A Great Pyrenees is like a magnet when their are out in public. Mine used to love all the children that would come and greet him. So glad he had a great time. I am so glad you are enjoying him so much too.


----------



## Goldens R Great (Aug 19, 2010)

That sounds like a wonderful evening for Moose! It also sounds like everyone enjoying having him there.


----------



## Karen519 (Aug 21, 2006)

*Moose*

Sounds like you, Moose, and all of the people doing on him had a wonderful time. 

Merry Christmas!!


----------



## CAROLINA MOM (May 12, 2009)

Moose is such a special boy, so glad he came into your lives.


----------



## gold4me (Mar 12, 2006)

This is a great story!!!!


----------



## NewfieMom (Sep 8, 2013)

Moose is a good boy. Griffin *ran away* on Christmas Eve.
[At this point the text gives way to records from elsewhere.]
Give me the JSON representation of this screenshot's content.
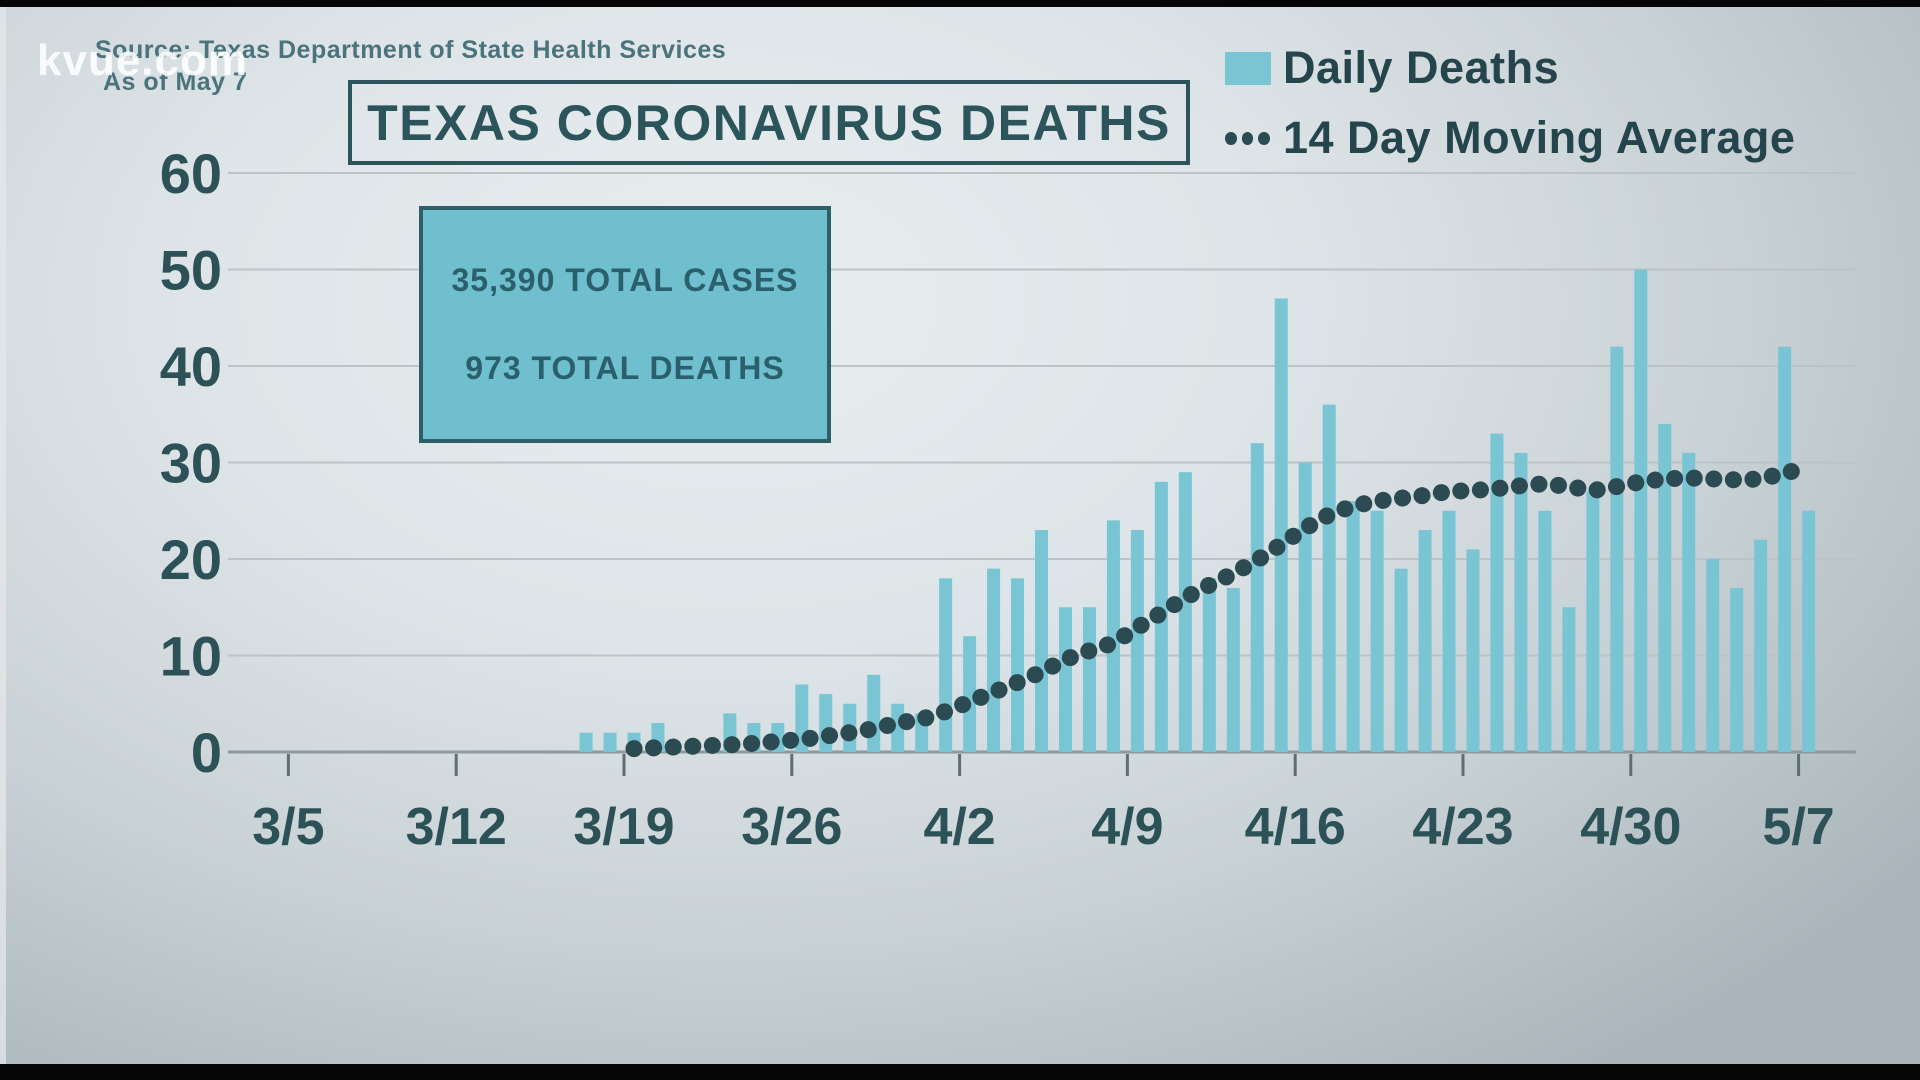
{
  "page": {
    "watermark": "kvue.com",
    "source_line1": "Source: Texas Department of State Health Services",
    "source_line2": "As of May 7",
    "title": "TEXAS CORONAVIRUS DEATHS"
  },
  "stats_box": {
    "line1": "35,390 TOTAL CASES",
    "line2": "973 TOTAL DEATHS"
  },
  "legend": {
    "daily_label": "Daily Deaths",
    "ma_label": "14 Day Moving Average"
  },
  "colors": {
    "bar_fill": "#79c5d4",
    "ma_dot": "#2b4a52",
    "axis_text": "#2c5156",
    "gridline": "#bcc3c6",
    "baseline": "#8e999d",
    "tick": "#5f6e73",
    "stats_box_fill": "#6fbfce",
    "stats_box_border": "#2e5f68",
    "title_teal": "#2c545b",
    "legend_text": "#24454c"
  },
  "chart_data": {
    "type": "bar",
    "title": "TEXAS CORONAVIRUS DEATHS",
    "xlabel": "",
    "ylabel": "",
    "ylim": [
      0,
      60
    ],
    "yticks": [
      0,
      10,
      20,
      30,
      40,
      50,
      60
    ],
    "grid": true,
    "legend_position": "top-right",
    "x_tick_labels": [
      "3/5",
      "3/12",
      "3/19",
      "3/26",
      "4/2",
      "4/9",
      "4/16",
      "4/23",
      "4/30",
      "5/7"
    ],
    "dates": [
      "3/17",
      "3/18",
      "3/19",
      "3/20",
      "3/21",
      "3/22",
      "3/23",
      "3/24",
      "3/25",
      "3/26",
      "3/27",
      "3/28",
      "3/29",
      "3/30",
      "3/31",
      "4/1",
      "4/2",
      "4/3",
      "4/4",
      "4/5",
      "4/6",
      "4/7",
      "4/8",
      "4/9",
      "4/10",
      "4/11",
      "4/12",
      "4/13",
      "4/14",
      "4/15",
      "4/16",
      "4/17",
      "4/18",
      "4/19",
      "4/20",
      "4/21",
      "4/22",
      "4/23",
      "4/24",
      "4/25",
      "4/26",
      "4/27",
      "4/28",
      "4/29",
      "4/30",
      "5/1",
      "5/2",
      "5/3",
      "5/4",
      "5/5",
      "5/6",
      "5/7"
    ],
    "series": [
      {
        "name": "Daily Deaths",
        "type": "bar",
        "values": [
          2,
          2,
          2,
          3,
          0,
          0,
          4,
          3,
          3,
          7,
          6,
          5,
          8,
          5,
          4,
          18,
          12,
          19,
          18,
          23,
          15,
          15,
          24,
          23,
          28,
          29,
          18,
          17,
          32,
          47,
          30,
          36,
          26,
          25,
          19,
          23,
          25,
          21,
          33,
          31,
          25,
          15,
          27,
          42,
          50,
          34,
          31,
          20,
          17,
          22,
          42,
          25
        ]
      },
      {
        "name": "14 Day Moving Average",
        "type": "dotted_line",
        "values": [
          null,
          null,
          0.35,
          0.45,
          0.55,
          0.65,
          0.75,
          0.9,
          1.1,
          1.3,
          1.65,
          2.0,
          2.4,
          3.0,
          3.4,
          4.2,
          5.2,
          6.2,
          7.2,
          8.3,
          9.6,
          10.5,
          11.3,
          12.9,
          14.4,
          16.0,
          17.3,
          18.5,
          19.9,
          21.5,
          23.2,
          24.6,
          25.5,
          26.0,
          26.3,
          26.6,
          27.0,
          27.1,
          27.3,
          27.6,
          27.8,
          27.5,
          27.1,
          27.5,
          28.0,
          28.3,
          28.4,
          28.3,
          28.2,
          28.3,
          28.9,
          29.5
        ]
      }
    ]
  }
}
I wrote about in Doug's thread. (A nice policeman was smart enough to figure out where he ran away to.)

NewfieMom


----------



## 3 goldens (Sep 30, 2005)

WOW, glad you were able to find him. Pyr's are NOITORIOUS for not listening when called, etc. Moose is actually very very good about coming---u8nless he has a possum cornered. But my goldens that got after possums did the same thing.


----------



## jennretz (Jul 24, 2013)

NewfieMom said:


> Moose is a good boy. Griffin *ran away* on Christmas Eve. I wrote about in Doug's thread. (A nice policeman was smart enough to figure out where he ran away to.)
> 
> NewfieMom



Deb - somehow I missed your post! What an adventure he must have had. Glad it worked out well.


----------



## NewfieMom (Sep 8, 2013)

jennretz said:


> Deb - somehow I missed your post! What an adventure he must have had. Glad it worked out well.
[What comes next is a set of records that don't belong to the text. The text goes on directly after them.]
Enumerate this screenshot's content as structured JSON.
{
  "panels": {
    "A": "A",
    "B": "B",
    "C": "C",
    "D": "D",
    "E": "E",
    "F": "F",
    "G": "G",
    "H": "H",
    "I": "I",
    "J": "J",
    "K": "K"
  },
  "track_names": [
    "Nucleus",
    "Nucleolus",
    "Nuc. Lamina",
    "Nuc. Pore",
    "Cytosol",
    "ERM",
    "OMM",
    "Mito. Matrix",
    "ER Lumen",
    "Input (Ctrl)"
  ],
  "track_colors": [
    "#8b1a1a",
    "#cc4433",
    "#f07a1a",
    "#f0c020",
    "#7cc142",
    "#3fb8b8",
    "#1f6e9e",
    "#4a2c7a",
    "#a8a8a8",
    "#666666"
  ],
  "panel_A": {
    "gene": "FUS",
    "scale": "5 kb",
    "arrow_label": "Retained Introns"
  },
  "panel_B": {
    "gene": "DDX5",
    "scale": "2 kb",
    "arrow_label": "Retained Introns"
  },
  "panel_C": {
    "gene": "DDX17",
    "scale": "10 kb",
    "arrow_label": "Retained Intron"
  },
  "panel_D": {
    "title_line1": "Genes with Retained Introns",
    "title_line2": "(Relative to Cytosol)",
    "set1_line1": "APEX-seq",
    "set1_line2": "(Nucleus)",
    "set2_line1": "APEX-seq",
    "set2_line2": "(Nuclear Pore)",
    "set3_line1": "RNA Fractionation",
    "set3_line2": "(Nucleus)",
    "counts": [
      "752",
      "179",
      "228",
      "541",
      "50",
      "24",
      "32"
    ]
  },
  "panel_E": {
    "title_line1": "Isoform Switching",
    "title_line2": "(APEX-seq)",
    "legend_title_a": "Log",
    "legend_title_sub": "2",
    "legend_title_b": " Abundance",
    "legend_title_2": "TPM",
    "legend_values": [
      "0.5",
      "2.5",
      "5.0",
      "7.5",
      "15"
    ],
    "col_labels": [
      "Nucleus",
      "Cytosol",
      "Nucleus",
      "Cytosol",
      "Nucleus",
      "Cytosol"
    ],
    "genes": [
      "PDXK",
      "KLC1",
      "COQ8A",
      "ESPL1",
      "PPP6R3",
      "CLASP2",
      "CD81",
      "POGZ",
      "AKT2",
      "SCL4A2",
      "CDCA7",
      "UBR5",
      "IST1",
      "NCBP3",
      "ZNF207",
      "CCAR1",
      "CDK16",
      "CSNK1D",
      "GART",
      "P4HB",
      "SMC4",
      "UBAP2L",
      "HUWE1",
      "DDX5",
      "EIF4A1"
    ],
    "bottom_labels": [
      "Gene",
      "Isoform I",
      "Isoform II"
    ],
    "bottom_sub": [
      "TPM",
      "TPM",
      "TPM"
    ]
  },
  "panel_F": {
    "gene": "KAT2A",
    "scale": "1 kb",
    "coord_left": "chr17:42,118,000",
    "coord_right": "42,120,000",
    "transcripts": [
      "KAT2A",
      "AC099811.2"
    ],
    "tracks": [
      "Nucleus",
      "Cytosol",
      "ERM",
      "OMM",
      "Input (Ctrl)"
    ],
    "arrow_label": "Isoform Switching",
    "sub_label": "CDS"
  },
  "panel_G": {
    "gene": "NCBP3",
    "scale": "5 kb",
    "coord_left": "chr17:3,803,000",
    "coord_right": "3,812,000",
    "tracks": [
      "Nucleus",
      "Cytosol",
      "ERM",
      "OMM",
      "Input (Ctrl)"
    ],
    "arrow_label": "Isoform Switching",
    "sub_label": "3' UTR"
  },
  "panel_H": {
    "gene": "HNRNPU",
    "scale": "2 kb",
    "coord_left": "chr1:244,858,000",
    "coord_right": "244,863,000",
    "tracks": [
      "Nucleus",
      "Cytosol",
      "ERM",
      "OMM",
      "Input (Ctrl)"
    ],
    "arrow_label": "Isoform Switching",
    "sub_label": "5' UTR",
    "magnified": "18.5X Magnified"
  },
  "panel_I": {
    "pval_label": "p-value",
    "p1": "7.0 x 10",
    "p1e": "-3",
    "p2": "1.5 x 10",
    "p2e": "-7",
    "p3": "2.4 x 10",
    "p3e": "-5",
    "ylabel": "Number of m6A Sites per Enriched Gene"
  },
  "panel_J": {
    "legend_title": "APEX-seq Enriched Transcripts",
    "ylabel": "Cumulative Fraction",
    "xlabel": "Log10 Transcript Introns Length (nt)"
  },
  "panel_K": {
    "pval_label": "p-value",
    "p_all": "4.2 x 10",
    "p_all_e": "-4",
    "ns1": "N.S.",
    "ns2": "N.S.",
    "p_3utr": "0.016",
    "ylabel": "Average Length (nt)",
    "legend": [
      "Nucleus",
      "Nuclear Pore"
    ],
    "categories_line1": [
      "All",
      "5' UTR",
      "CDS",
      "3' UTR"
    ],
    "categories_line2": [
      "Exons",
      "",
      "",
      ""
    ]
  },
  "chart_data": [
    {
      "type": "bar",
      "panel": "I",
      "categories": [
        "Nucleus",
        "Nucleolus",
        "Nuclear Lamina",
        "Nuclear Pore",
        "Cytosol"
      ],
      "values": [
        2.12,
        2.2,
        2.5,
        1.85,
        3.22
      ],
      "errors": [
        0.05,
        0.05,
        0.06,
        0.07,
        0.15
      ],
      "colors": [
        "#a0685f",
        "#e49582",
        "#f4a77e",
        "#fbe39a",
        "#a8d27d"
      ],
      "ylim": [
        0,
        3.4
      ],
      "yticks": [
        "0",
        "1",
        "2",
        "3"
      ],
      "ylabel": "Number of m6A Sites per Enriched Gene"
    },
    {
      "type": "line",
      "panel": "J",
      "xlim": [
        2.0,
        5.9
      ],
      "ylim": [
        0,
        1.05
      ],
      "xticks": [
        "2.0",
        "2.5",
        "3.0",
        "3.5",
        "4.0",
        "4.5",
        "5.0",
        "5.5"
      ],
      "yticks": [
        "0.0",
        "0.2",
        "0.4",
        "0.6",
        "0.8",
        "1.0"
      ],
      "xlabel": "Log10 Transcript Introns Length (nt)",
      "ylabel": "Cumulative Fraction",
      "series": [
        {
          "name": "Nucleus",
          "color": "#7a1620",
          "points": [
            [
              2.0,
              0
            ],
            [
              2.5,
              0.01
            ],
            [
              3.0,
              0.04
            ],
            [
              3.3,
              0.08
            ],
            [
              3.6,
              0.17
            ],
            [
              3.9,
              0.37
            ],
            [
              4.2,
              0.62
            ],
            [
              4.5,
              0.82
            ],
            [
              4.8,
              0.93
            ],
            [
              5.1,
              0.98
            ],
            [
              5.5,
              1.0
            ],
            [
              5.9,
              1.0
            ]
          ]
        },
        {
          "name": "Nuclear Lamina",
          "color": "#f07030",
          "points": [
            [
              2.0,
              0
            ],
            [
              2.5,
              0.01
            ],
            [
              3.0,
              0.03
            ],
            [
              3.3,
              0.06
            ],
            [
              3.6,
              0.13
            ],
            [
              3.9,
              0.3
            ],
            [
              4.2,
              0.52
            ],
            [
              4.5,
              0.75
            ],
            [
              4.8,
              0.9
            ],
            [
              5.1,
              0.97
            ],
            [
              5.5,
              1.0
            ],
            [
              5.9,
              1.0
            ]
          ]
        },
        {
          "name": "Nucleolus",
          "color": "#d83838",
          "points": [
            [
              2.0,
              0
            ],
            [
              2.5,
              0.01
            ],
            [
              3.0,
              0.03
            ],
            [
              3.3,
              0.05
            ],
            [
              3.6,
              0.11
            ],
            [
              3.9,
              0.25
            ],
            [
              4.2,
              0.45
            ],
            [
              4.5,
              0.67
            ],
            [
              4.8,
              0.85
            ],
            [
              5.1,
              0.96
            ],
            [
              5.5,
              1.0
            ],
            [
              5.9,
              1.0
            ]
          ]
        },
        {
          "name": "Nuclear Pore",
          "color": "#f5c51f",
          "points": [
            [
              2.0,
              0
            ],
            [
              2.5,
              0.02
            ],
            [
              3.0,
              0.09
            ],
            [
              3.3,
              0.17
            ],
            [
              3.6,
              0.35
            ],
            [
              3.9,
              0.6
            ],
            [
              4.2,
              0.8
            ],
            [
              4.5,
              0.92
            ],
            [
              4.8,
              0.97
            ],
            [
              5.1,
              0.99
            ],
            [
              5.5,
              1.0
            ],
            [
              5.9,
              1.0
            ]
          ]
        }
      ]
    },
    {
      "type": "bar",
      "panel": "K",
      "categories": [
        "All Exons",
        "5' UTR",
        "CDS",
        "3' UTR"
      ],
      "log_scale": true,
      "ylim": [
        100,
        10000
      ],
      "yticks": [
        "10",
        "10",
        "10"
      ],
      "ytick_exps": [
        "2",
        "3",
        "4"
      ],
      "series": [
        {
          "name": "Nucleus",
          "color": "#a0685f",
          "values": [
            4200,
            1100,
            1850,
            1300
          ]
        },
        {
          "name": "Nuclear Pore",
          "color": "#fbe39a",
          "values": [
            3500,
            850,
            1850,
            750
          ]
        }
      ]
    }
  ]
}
Thanks, Jenn! I wish he went to church the way Moose does. I'm afraid Griffin is more like Huckleberry Finn than Tom Sawyer. Moose is a _*good*_ boy!

NewfieMom


----------



## 3 goldens (Sep 30, 2005)

Well, not always! But I will say he so impressed folks up there that night and people come up to us almost every Sunday and ask about him. Had to laugh at this one guy. It had been COLD (for down here) and he came up and came up and said he had been wishing he had Moose in bed with him and his wife to keep them warm.


----------